To get on the court with this distinction, you must take a look at how you are currently operating.  Are you trying to help others because you think what they are doing is wrong? When you help others, you are finding ways to insert yourself. It is about you and your viewpoint about what is right or wrong, working or not working, or what you think someone can or can’t handle.

When you are committed to making a difference and have something to offer, the conversation shifts from you-to-you, to you-to-them. Help is you-to-you, while insights are you-to-them. Offering help puts you on a pedestal while sharing insights on what you are seeing creates space for others experiences, needs, and vision.

Insights are shared to bring something in the dark into the light, to create a path of self-discovery and reveal something unknown or unseen. When you are a stand for someone and offer insights, you are asking them what they need and how they need it. The focus shifts from self to others, to the creation and how you can serve it.

Let them decide what support looks like

Once I understood this distinction, I was eager to stop helping and to start offering insights. Returning to the office, the conversations with the people I lead began to look like this: 

“There is nothing I can contribute to the deliverables on your project and you don’t need my help. I’m clear you are powerful, capable and competent AND I’m committed to making a difference in a way that is meaningful for you. Is there anything you see that I can do for you?” 

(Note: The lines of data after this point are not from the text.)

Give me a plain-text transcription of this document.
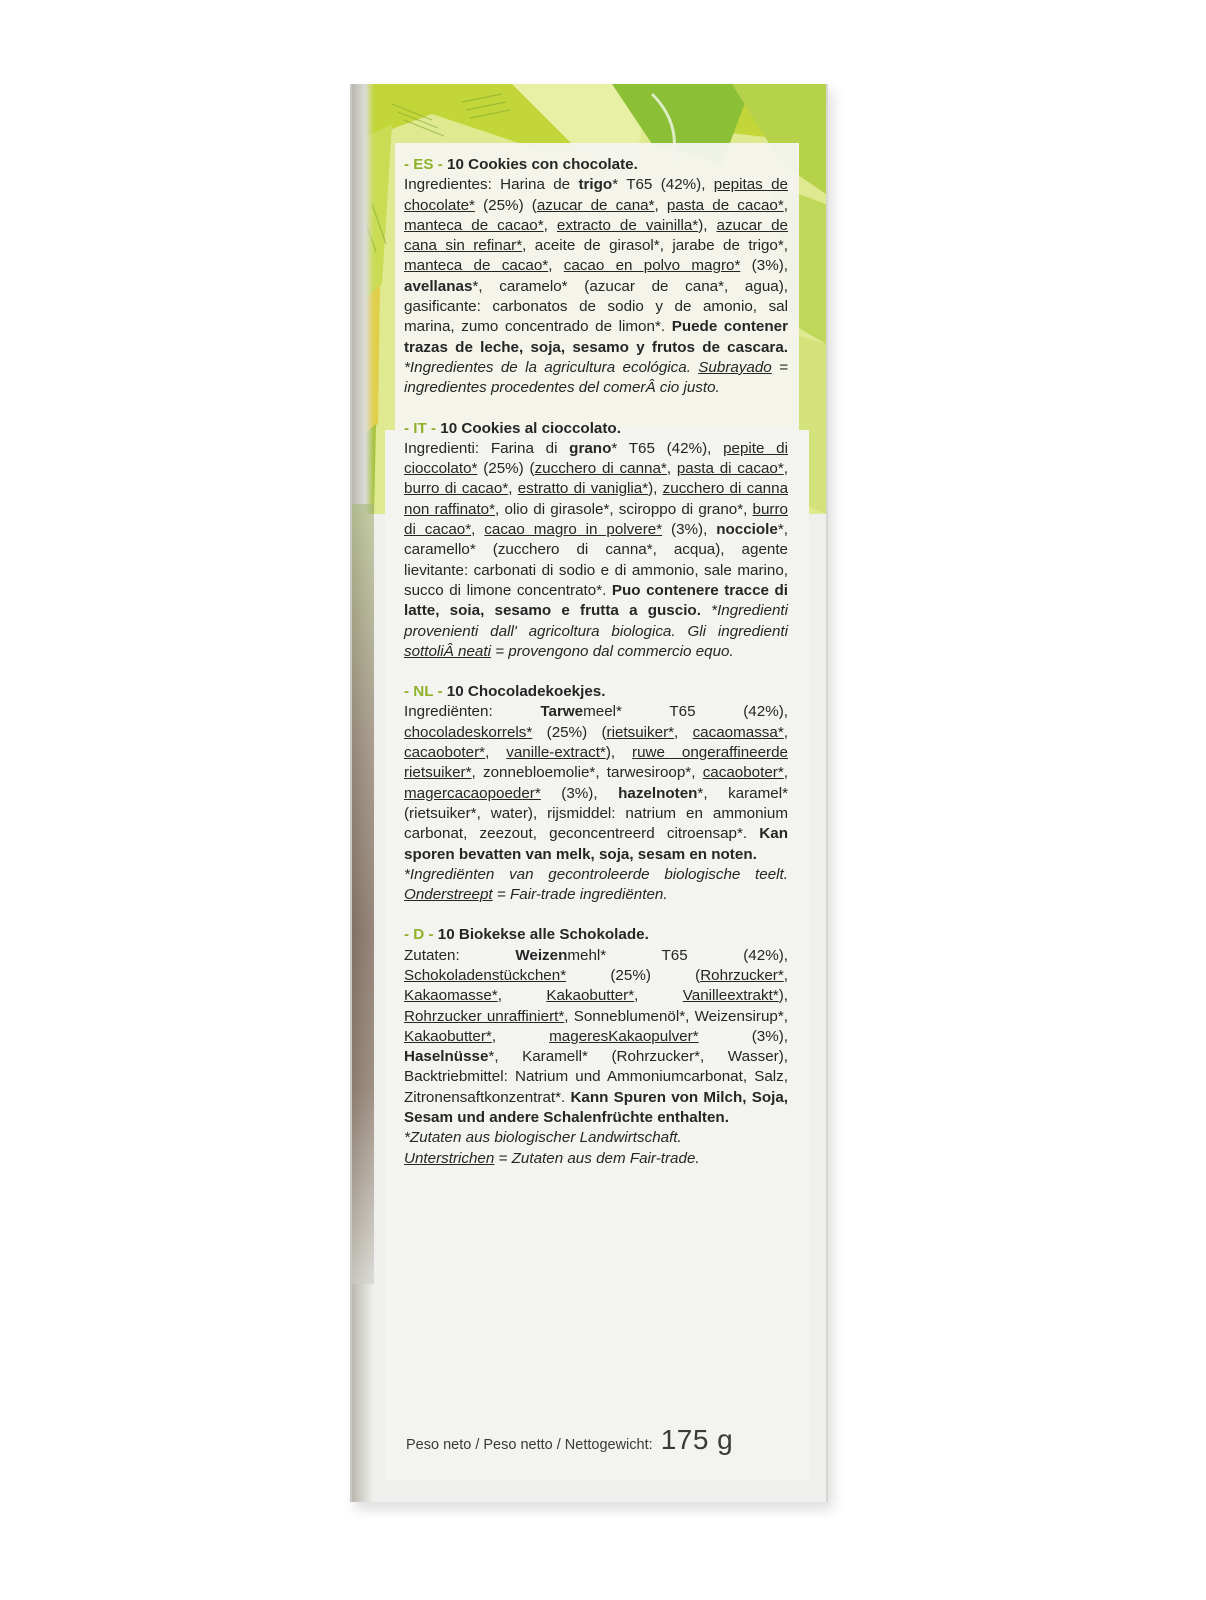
- ES - 10 Cookies con chocolate.
Ingredientes: Harina de trigo* T65 (42%), pepitas de chocolate* (25%) (azucar de cana*, pasta de cacao*, manteca de cacao*, extracto de vainilla*), azucar de cana sin refinar*, aceite de girasol*, jarabe de trigo*, manteca de cacao*, cacao en polvo magro* (3%), avellanas*, caramelo* (azucar de cana*, agua), gasificante: carbonatos de sodio y de amonio, sal marina, zumo concentrado de limon*. Puede contener trazas de leche, soja, sesamo y frutos de cascara. *Ingredientes de la agricultura ecológica. Subrayado = ingredientes procedentes del comerÂ cio justo.
- IT - 10 Cookies al cioccolato.
Ingredienti: Farina di grano* T65 (42%), pepite di cioccolato* (25%) (zucchero di canna*, pasta di cacao*, burro di cacao*, estratto di vaniglia*), zucchero di canna non raffinato*, olio di girasole*, sciroppo di grano*, burro di cacao*, cacao magro in polvere* (3%), nocciole*, caramello* (zucchero di canna*, acqua), agente lievitante: carbonati di sodio e di ammonio, sale marino, succo di limone concentrato*. Puo contenere tracce di latte, soia, sesamo e frutta a guscio. *Ingredienti provenienti dall' agricoltura biologica. Gli ingredienti sottoliÂ neati = provengono dal commercio equo.
- NL - 10 Chocoladekoekjes.
Ingrediënten: Tarwemeel* T65 (42%), chocoladeskorrels* (25%) (rietsuiker*, cacaomassa*, cacaoboter*, vanille-extract*), ruwe ongeraffineerde rietsuiker*, zonnebloemolie*, tarwesiroop*, cacaoboter*, magercacaopoeder* (3%), hazelnoten*, karamel* (rietsuiker*, water), rijsmiddel: natrium en ammonium carbonat, zeezout, geconcentreerd citroensap*. Kan sporen bevatten van melk, soja, sesam en noten.
*Ingrediënten van gecontroleerde biologische teelt. Onderstreept = Fair-trade ingrediënten.
- D - 10 Biokekse alle Schokolade.
Zutaten: Weizenmehl* T65 (42%), Schokoladenstückchen* (25%) (Rohrzucker*, Kakaomasse*, Kakaobutter*, Vanilleextrakt*), Rohrzucker unraffiniert*, Sonneblumenöl*, Weizensirup*, Kakaobutter*, mageresKakaopulver* (3%), Haselnüsse*, Karamell* (Rohrzucker*, Wasser), Backtriebmittel: Natrium und Ammoniumcarbonat, Salz, Zitronensaftkonzentrat*. Kann Spuren von Milch, Soja, Sesam und andere Schalenfrüchte enthalten.
*Zutaten aus biologischer Landwirtschaft.
Unterstrichen = Zutaten aus dem Fair-trade.
Peso neto / Peso netto / Nettogewicht: 175 g
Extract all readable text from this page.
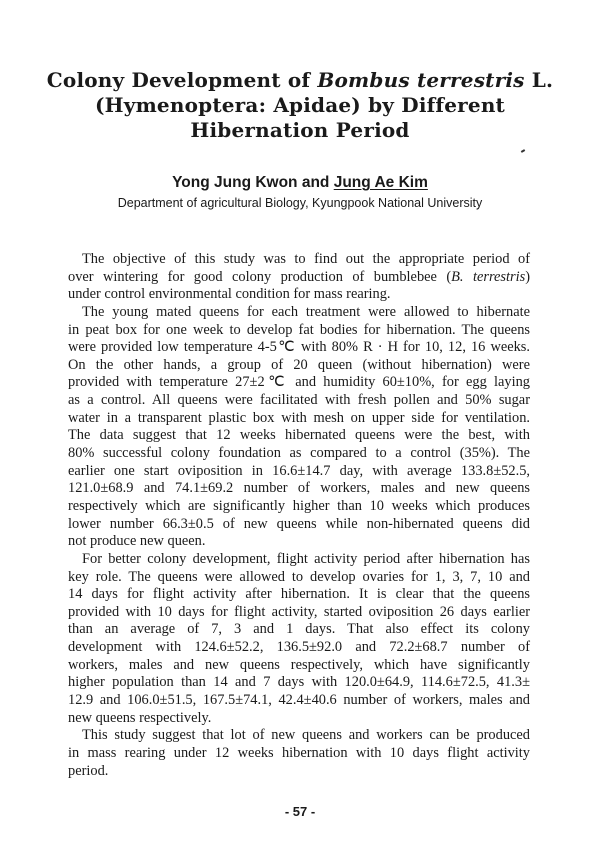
Colony Development of Bombus terrestris L.
(Hymenoptera: Apidae) by Different
Hibernation Period
Yong Jung Kwon and Jung Ae Kim
Department of agricultural Biology, Kyungpook National University
The objective of this study was to find out the appropriate period of
over wintering for good colony production of bumblebee (B. terrestris)
under control environmental condition for mass rearing.
The young mated queens for each treatment were allowed to hibernate
in peat box for one week to develop fat bodies for hibernation. The queens
were provided low temperature 4-5℃ with 80% R · H for 10, 12, 16 weeks.
On the other hands, a group of 20 queen (without hibernation) were
provided with temperature 27±2℃ and humidity 60±10%, for egg laying
as a control. All queens were facilitated with fresh pollen and 50% sugar
water in a transparent plastic box with mesh on upper side for ventilation.
The data suggest that 12 weeks hibernated queens were the best, with
80% successful colony foundation as compared to a control (35%). The
earlier one start oviposition in 16.6±14.7 day, with average 133.8±52.5,
121.0±68.9 and 74.1±69.2 number of workers, males and new queens
respectively which are significantly higher than 10 weeks which produces
lower number 66.3±0.5 of new queens while non-hibernated queens did
not produce new queen.
For better colony development, flight activity period after hibernation has
key role. The queens were allowed to develop ovaries for 1, 3, 7, 10 and
14 days for flight activity after hibernation. It is clear that the queens
provided with 10 days for flight activity, started oviposition 26 days earlier
than an average of 7, 3 and 1 days. That also effect its colony
development with 124.6±52.2, 136.5±92.0 and 72.2±68.7 number of
workers, males and new queens respectively, which have significantly
higher population than 14 and 7 days with 120.0±64.9, 114.6±72.5, 41.3±
12.9 and 106.0±51.5, 167.5±74.1, 42.4±40.6 number of workers, males and
new queens respectively.
This study suggest that lot of new queens and workers can be produced
in mass rearing under 12 weeks hibernation with 10 days flight activity
period.
- 57 -
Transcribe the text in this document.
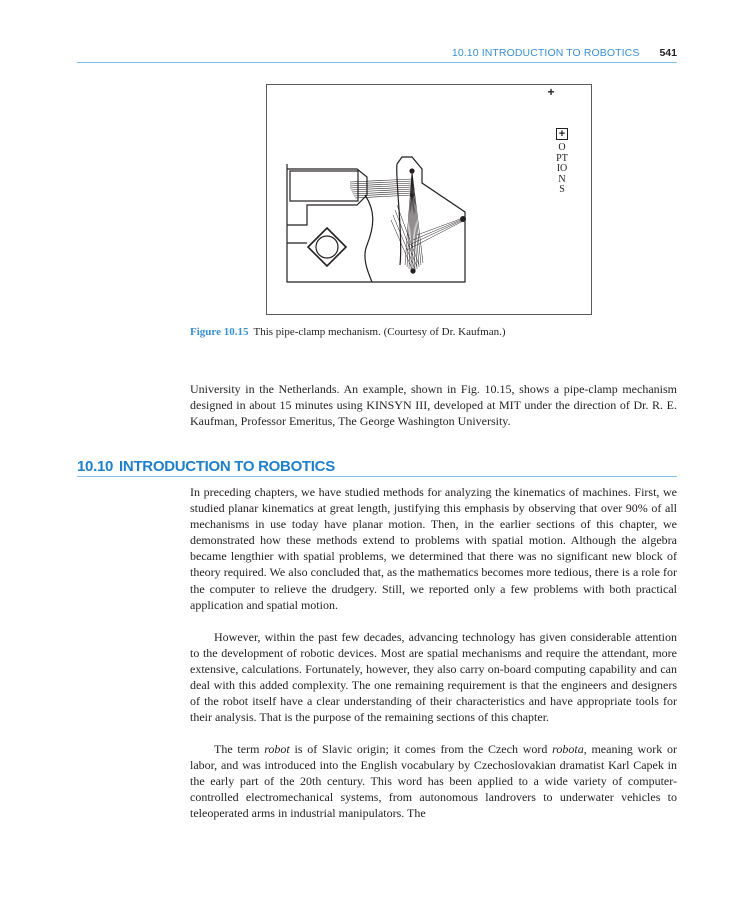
10.10 INTRODUCTION TO ROBOTICS 541
+
+
OPTIONS
Figure 10.15 This pipe-clamp mechanism. (Courtesy of Dr. Kaufman.)

University in the Netherlands. An example, shown in Fig. 10.15, shows a pipe-clamp mechanism designed in about 15 minutes using KINSYN III, developed at MIT under the direction of Dr. R. E. Kaufman, Professor Emeritus, The George Washington University.

10.10 INTRODUCTION TO ROBOTICS

In preceding chapters, we have studied methods for analyzing the kinematics of machines. First, we studied planar kinematics at great length, justifying this emphasis by observing that over 90% of all mechanisms in use today have planar motion. Then, in the earlier sections of this chapter, we demonstrated how these methods extend to problems with spatial motion. Although the algebra became lengthier with spatial problems, we determined that there was no significant new block of theory required. We also concluded that, as the mathematics becomes more tedious, there is a role for the computer to relieve the drudgery. Still, we reported only a few problems with both practical application and spatial motion.

However, within the past few decades, advancing technology has given considerable attention to the development of robotic devices. Most are spatial mechanisms and require the attendant, more extensive, calculations. Fortunately, however, they also carry on-board computing capability and can deal with this added complexity. The one remaining requirement is that the engineers and designers of the robot itself have a clear understanding of their characteristics and have appropriate tools for their analysis. That is the purpose of the remaining sections of this chapter.

The term robot is of Slavic origin; it comes from the Czech word robota, meaning work or labor, and was introduced into the English vocabulary by Czechoslovakian dramatist Karl Capek in the early part of the 20th century. This word has been applied to a wide variety of computer-controlled electromechanical systems, from autonomous landrovers to underwater vehicles to teleoperated arms in industrial manipulators. The
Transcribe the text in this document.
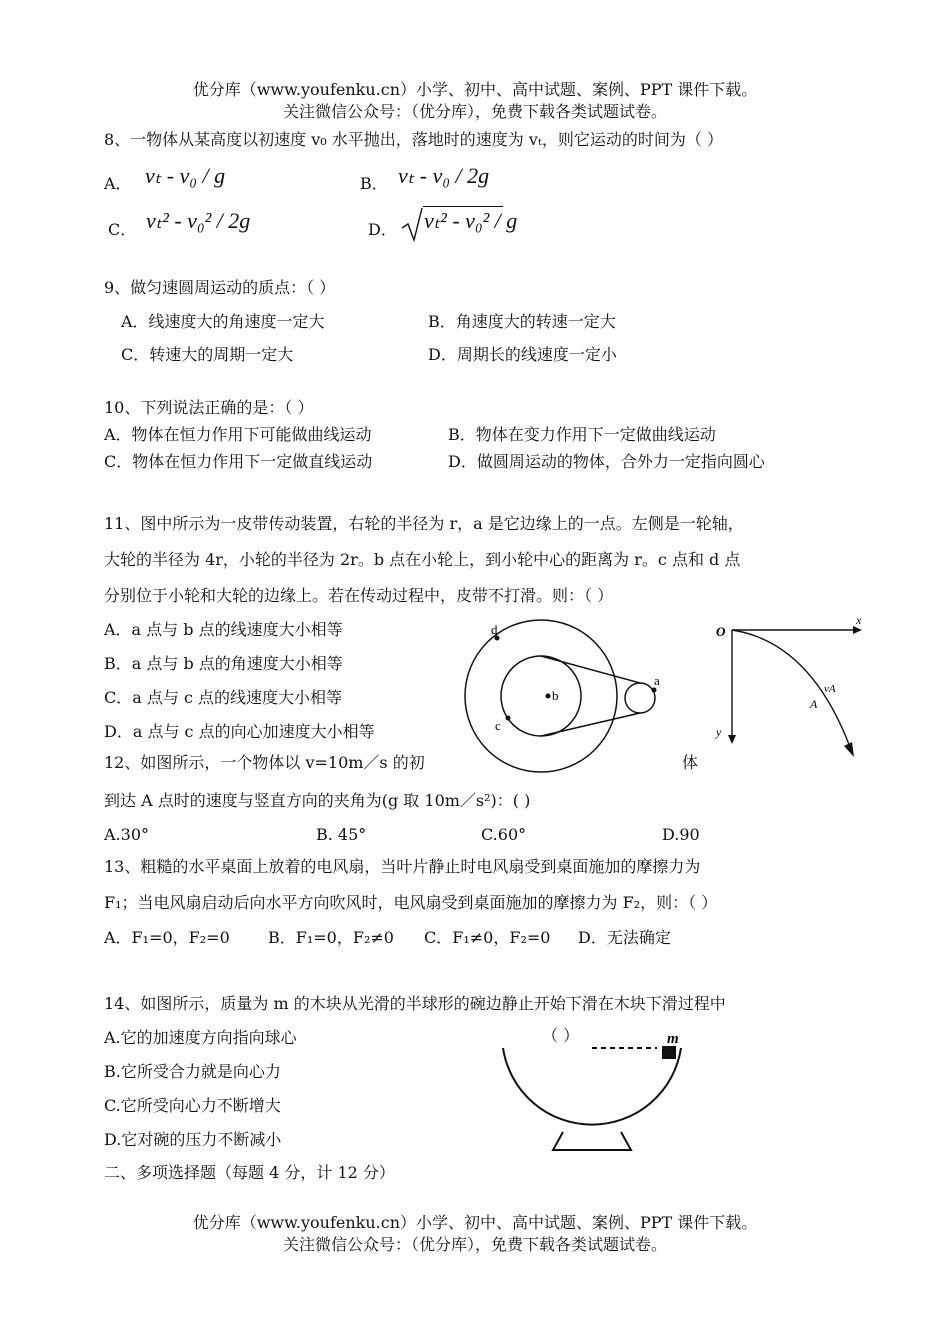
优分库（www.youfenku.cn）小学、初中、高中试题、案例、PPT 课件下载。
关注微信公众号：（优分库），免费下载各类试题试卷。
8、一物体从某高度以初速度 v₀ 水平抛出，落地时的速度为 vₜ，则它运动的时间为（ ）
A． vₜ - v₀ / g	B． vₜ - v₀ / 2g
C． vₜ² - v₀² / 2g	D． vₜ² - v₀² / g
9、做匀速圆周运动的质点：（ ）
A．线速度大的角速度一定大	B．角速度大的转速一定大
C．转速大的周期一定大	D．周期长的线速度一定小
10、下列说法正确的是：（ ）
A．物体在恒力作用下可能做曲线运动	B．物体在变力作用下一定做曲线运动
C．物体在恒力作用下一定做直线运动	D．做圆周运动的物体，合外力一定指向圆心
11、图中所示为一皮带传动装置，右轮的半径为 r，a 是它边缘上的一点。左侧是一轮轴，
大轮的半径为 4r，小轮的半径为 2r。b 点在小轮上，到小轮中心的距离为 r。c 点和 d 点
分别位于小轮和大轮的边缘上。若在传动过程中，皮带不打滑。则：（ ）
A．a 点与 b 点的线速度大小相等
B．a 点与 b 点的角速度大小相等
C．a 点与 c 点的线速度大小相等
D．a 点与 c 点的向心加速度大小相等
d
b
c
a
O
x
y
A
vA
12、如图所示，一个物体以 v=10m／s 的初	体
到达 A 点时的速度与竖直方向的夹角为(g 取 10m／s²)：( )
A.30°	B. 45°	C.60°	D.90
13、粗糙的水平桌面上放着的电风扇，当叶片静止时电风扇受到桌面施加的摩擦力为
F₁；当电风扇启动后向水平方向吹风时，电风扇受到桌面施加的摩擦力为 F₂，则：（ ）
A．F₁=0，F₂=0 B．F₁=0，F₂≠0 C．F₁≠0，F₂=0 D．无法确定
14、如图所示，质量为 m 的木块从光滑的半球形的碗边静止开始下滑在木块下滑过程中
A.它的加速度方向指向球心
B.它所受合力就是向心力
C.它所受向心力不断增大
D.它对碗的压力不断减小
（ ）	m
二、多项选择题（每题 4 分，计 12 分）
优分库（www.youfenku.cn）小学、初中、高中试题、案例、PPT 课件下载。
关注微信公众号：（优分库），免费下载各类试题试卷。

When I was offering to help, it was one-directional. It was based on how the world occurs for me even though other’s experiences of life are different. Being a stand and sharing insights is two- directional; it was about being committed to making a contribution in their lives and acknowledging that they know more about what that looks like than I do.

The experience of others

There are still times when people don’t ask for anything at all and yet I can see they are stuck. Instead of telling them what I know or have done in similar situations, I start by asking if I have permission to share insights. This is a critical ask. When you ask, the other person is empowered to choose. If they say yes, you know they want to see what you are seeing. If they say no, any insights you have to share would be lost.

There are some key questions you can ask when you are committed to making a difference and are a stand for another person’s creation and possibility:

  • Can I share some insights with you?
  • Is there anything I can do for you?
  • What is missing in the presence of which would make a difference? 

Since the leadership offsite, there is a difference in how I show up for others. Now, I am more present to the experiences of others. The language I use has shifted and so has my viewpoint of what contribution is. I have a newfound understanding for what creation is--and my part in it. I no longer see things as a problem and know there is nothing to fix here.

I encourage you to pay attention to the way you are showing up for others. Specifically, get present with the way you are being a stand for others. Are you having a you-to-you conversation by offering to help, or a you-to-them conversation where you share insights? By offering insights in a way that is empowering and meaningful to others, you are truly able to make a difference in the lives of those around you.